- Born: 16 July 1961 Chalhatta, Cox's Bazar, Bangladesh
- Died: 7 September 2019 (aged 58) Majherbosti, Tobolchhori, Matiranga, Rangamati, Bangladesh
- Occupations: Journalist Researcher Writer
- Spouse: Shobha Rani Tripura
- Children: 2
- Awards: Ekushey Padak 2016

= Mongsen Ching Monsin =

Bangladeshi journalist, researcher, and writer (1961–2019)

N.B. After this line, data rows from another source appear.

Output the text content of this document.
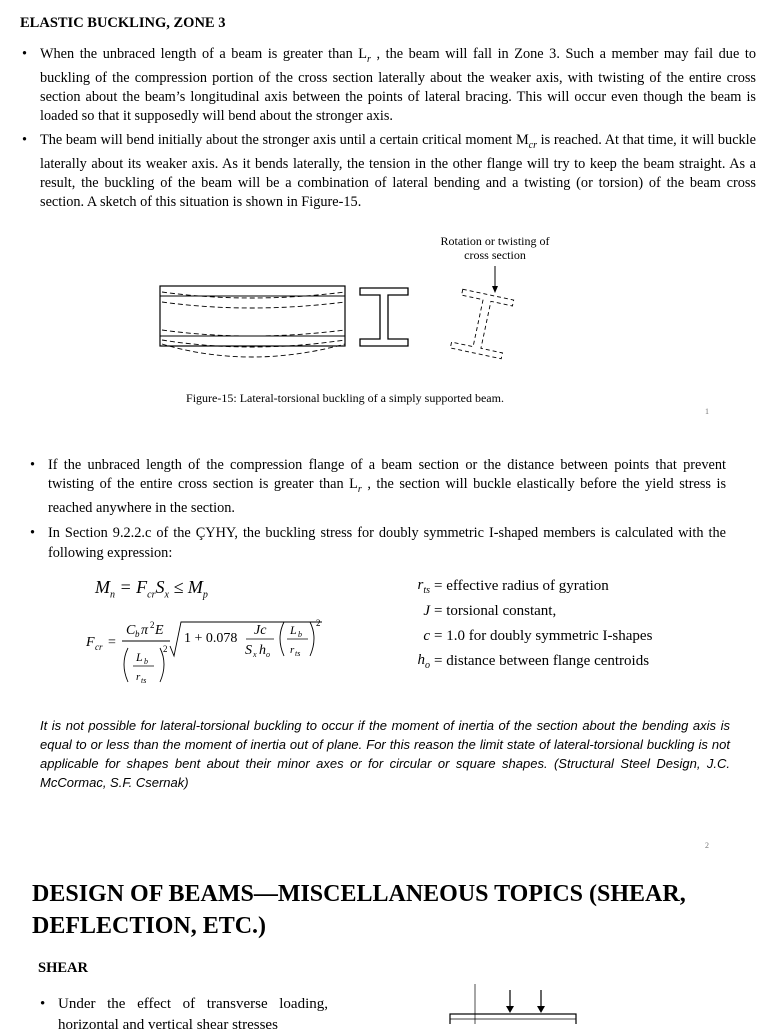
ELASTIC BUCKLING, ZONE 3
• When the unbraced length of a beam is greater than $L_r$ , the beam will fall in Zone 3. Such a member may fail due to buckling of the compression portion of the cross section laterally about the weaker axis, with twisting of the entire cross section about the beam’s longitudinal axis between the points of lateral bracing. This will occur even though the beam is loaded so that it supposedly will bend about the stronger axis.
• The beam will bend initially about the stronger axis until a certain critical moment $M_{cr}$ is reached. At that time, it will buckle laterally about its weaker axis. As it bends laterally, the tension in the other flange will try to keep the beam straight. As a result, the buckling of the beam will be a combination of lateral bending and a twisting (or torsion) of the beam cross section. A sketch of this situation is shown in Figure-15.
Rotation or twisting of
cross section
Figure-15: Lateral-torsional buckling of a simply supported beam.
1
• If the unbraced length of the compression flange of a beam section or the distance between points that prevent twisting of the entire cross section is greater than $L_r$ , the section will buckle elastically before the yield stress is reached anywhere in the section.
• In Section 9.2.2.c of the ÇYHY, the buckling stress for doubly symmetric I-shaped members is calculated with the following expression:
$M_n = F_{cr}S_x \le M_p$
F cr =
C b π 2 E
L b
r ts
2
1 + 0.078
Jc
S x h o
L b
r ts
2
$r_{ts}$ = effective radius of gyration
J = torsional constant,
c = 1.0 for doubly symmetric I-shapes
$h_o$ = distance between flange centroids
It is not possible for lateral-torsional buckling to occur if the moment of inertia of the section about the bending axis is equal to or less than the moment of inertia out of plane. For this reason the limit state of lateral-torsional buckling is not applicable for shapes bent about their minor axes or for circular or square shapes. (Structural Steel Design, J.C. McCormac, S.F. Csernak)
2
DESIGN OF BEAMS—MISCELLANEOUS TOPICS (SHEAR, DEFLECTION, ETC.)
SHEAR
• Under the effect of transverse loading, horizontal and vertical shear stresses
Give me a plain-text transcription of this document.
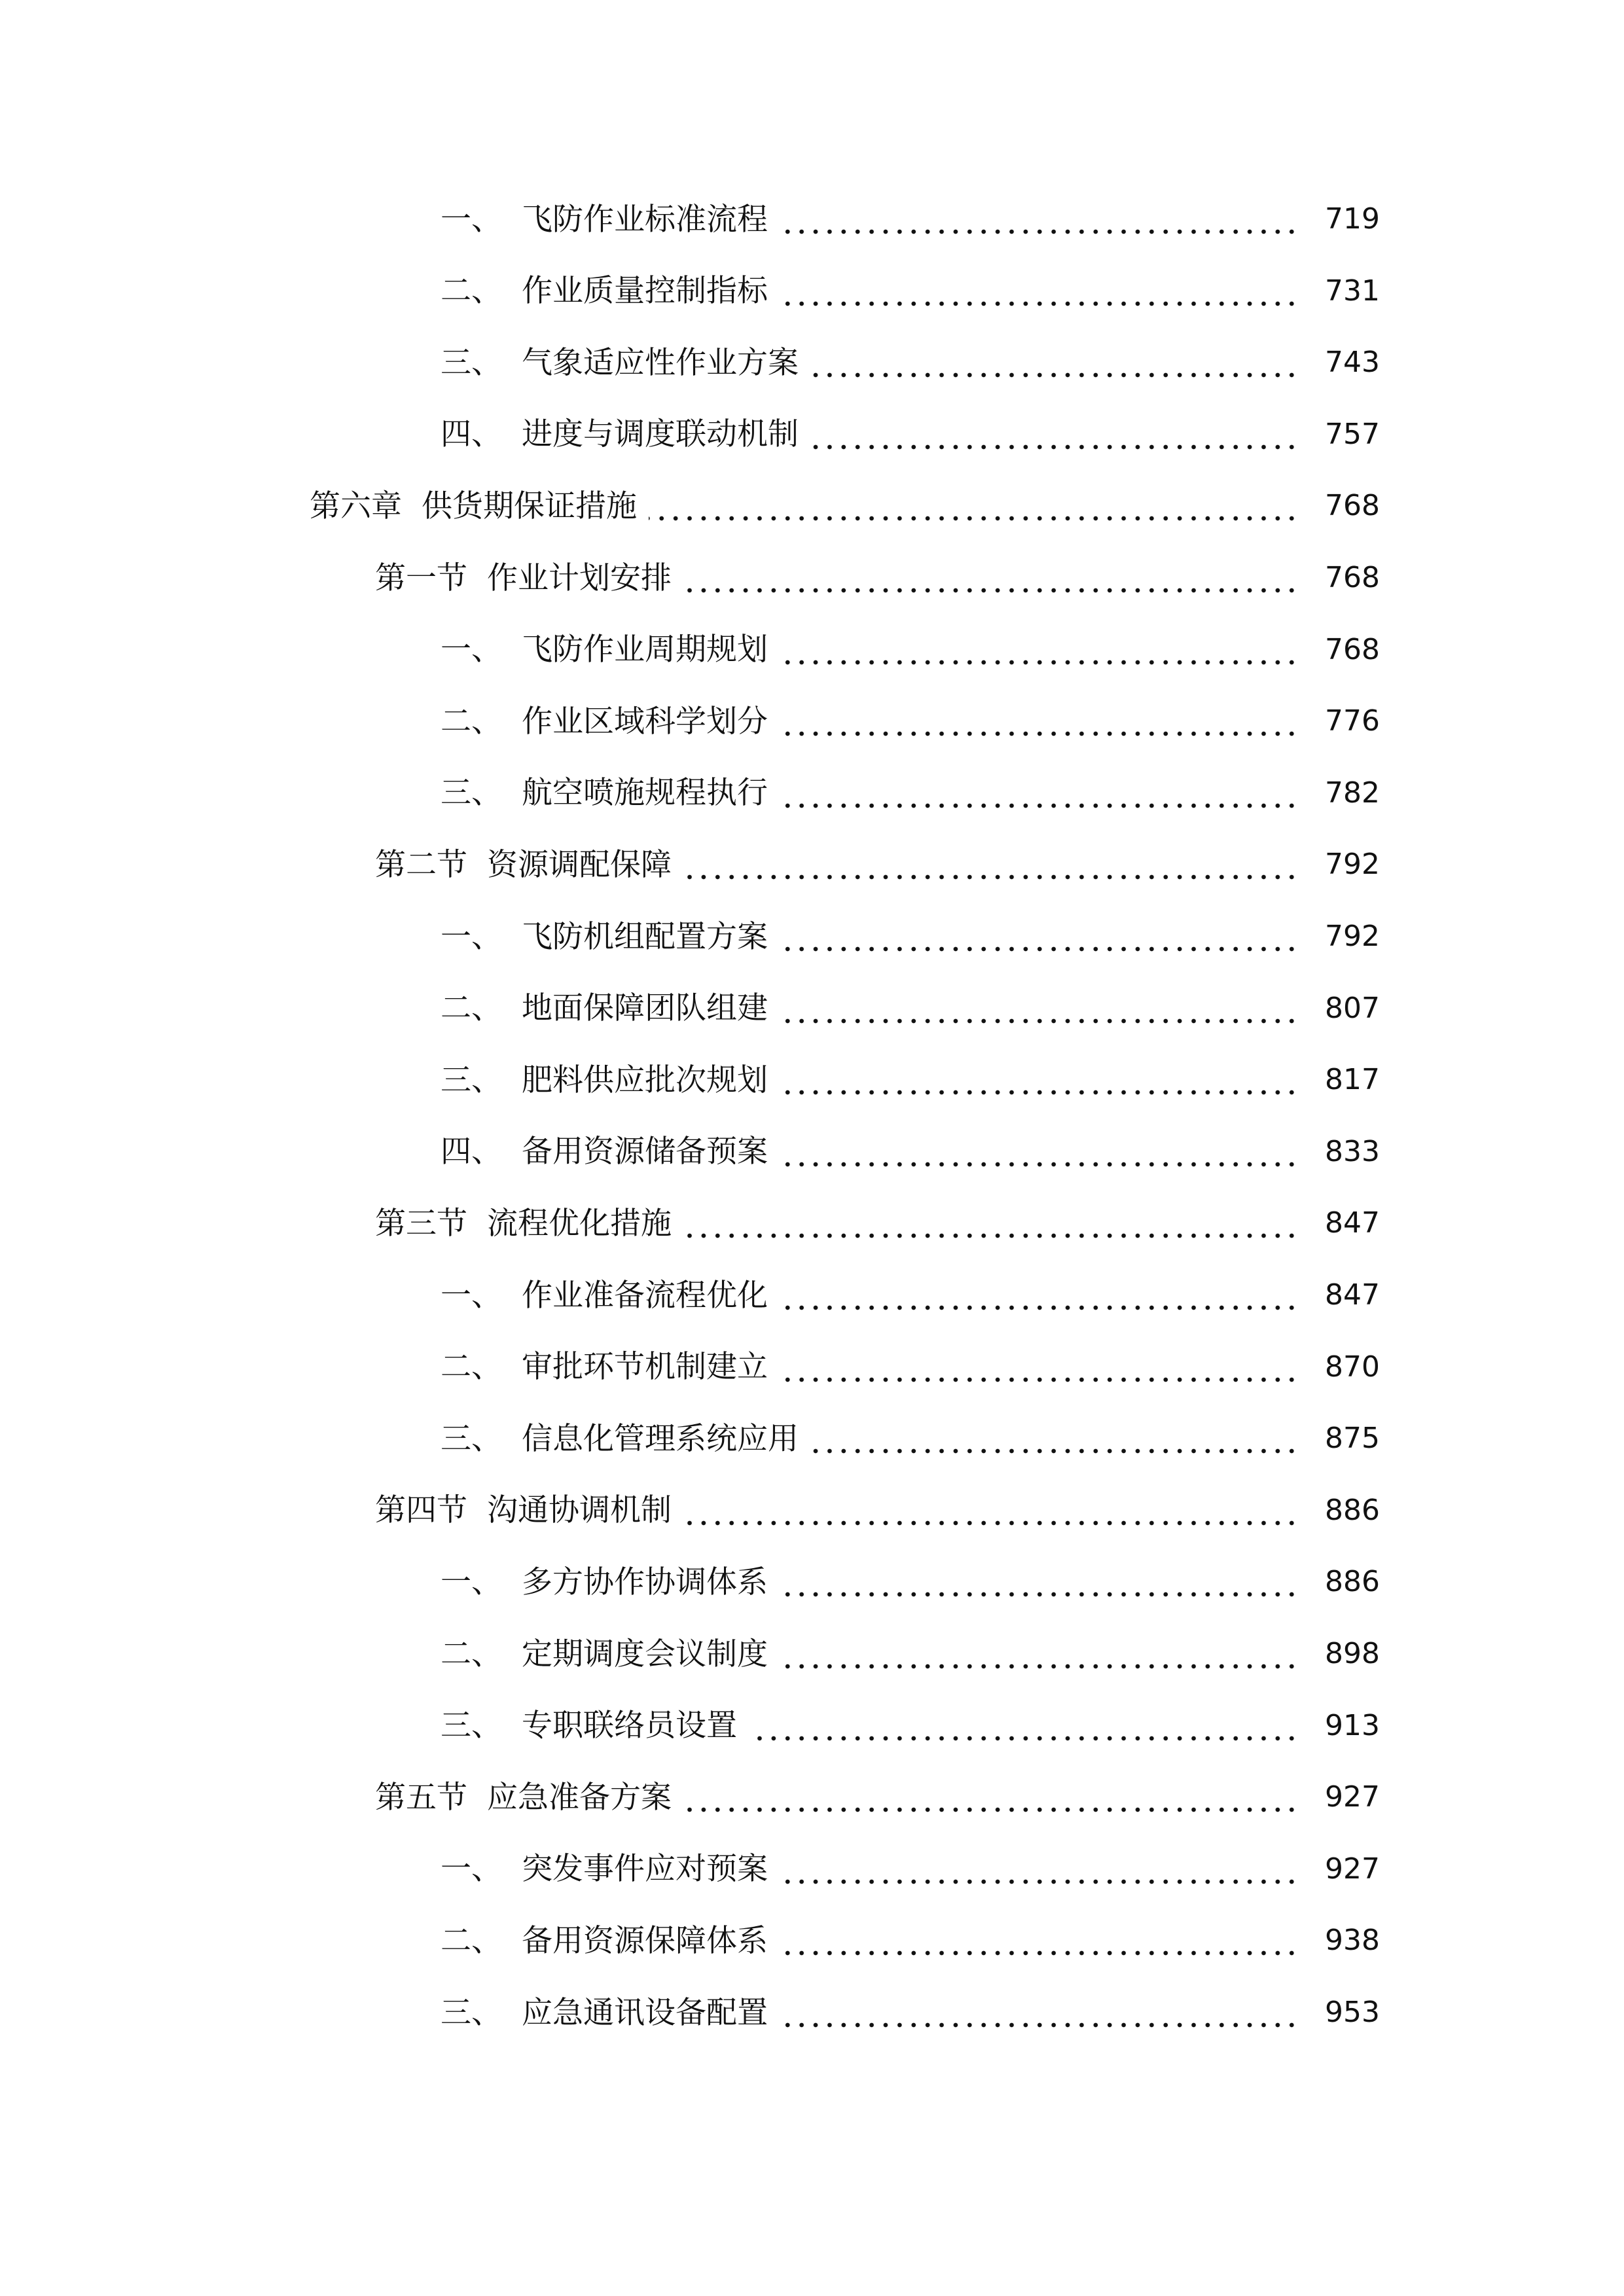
一、 飞防作业标准流程	719
二、 作业质量控制指标	731
三、 气象适应性作业方案	743
四、 进度与调度联动机制	757
第六章 供货期保证措施	768
第一节 作业计划安排	768
一、 飞防作业周期规划	768
二、 作业区域科学划分	776
三、 航空喷施规程执行	782
第二节 资源调配保障	792
一、 飞防机组配置方案	792
二、 地面保障团队组建	807
三、 肥料供应批次规划	817
四、 备用资源储备预案	833
第三节 流程优化措施	847
一、 作业准备流程优化	847
二、 审批环节机制建立	870
三、 信息化管理系统应用	875
第四节 沟通协调机制	886
一、 多方协作协调体系	886
二、 定期调度会议制度	898
三、 专职联络员设置	913
第五节 应急准备方案	927
一、 突发事件应对预案	927
二、 备用资源保障体系	938
三、 应急通讯设备配置	953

Mongsen Ching Monsin (16 July 1961 – 7 September 2019) was a Bangladeshi journalist, researcher and writer. He was awarded Ekushey Padak in 2016 for his contribution in research.

==Biography==
Mongsen Ching Monsin was born in a Rakhine family of Chalhatta, Cox's Bazar on 16 July 1961. He wrote and researched about the people of Chittagong Hill Tracts. His first book Cox's Bazar Rakhine Somaj was published in 1980. He wrote more than 20 books. He wrote regularly on local dailies like Giridarpan and Oronnobarta too.

Mongsen Ching Monsin married Shobha Rani Tripura in 1984. She is a teacher and writer. She was awarded Begum Rokeya Padak in 2017. They had two daughters.

Mongsen Ching Monsin was awarded Ekushey Padak in 2016 for his contribution in research.

Mongsen Ching Monsin died on 7 September 2019 at the age of 58.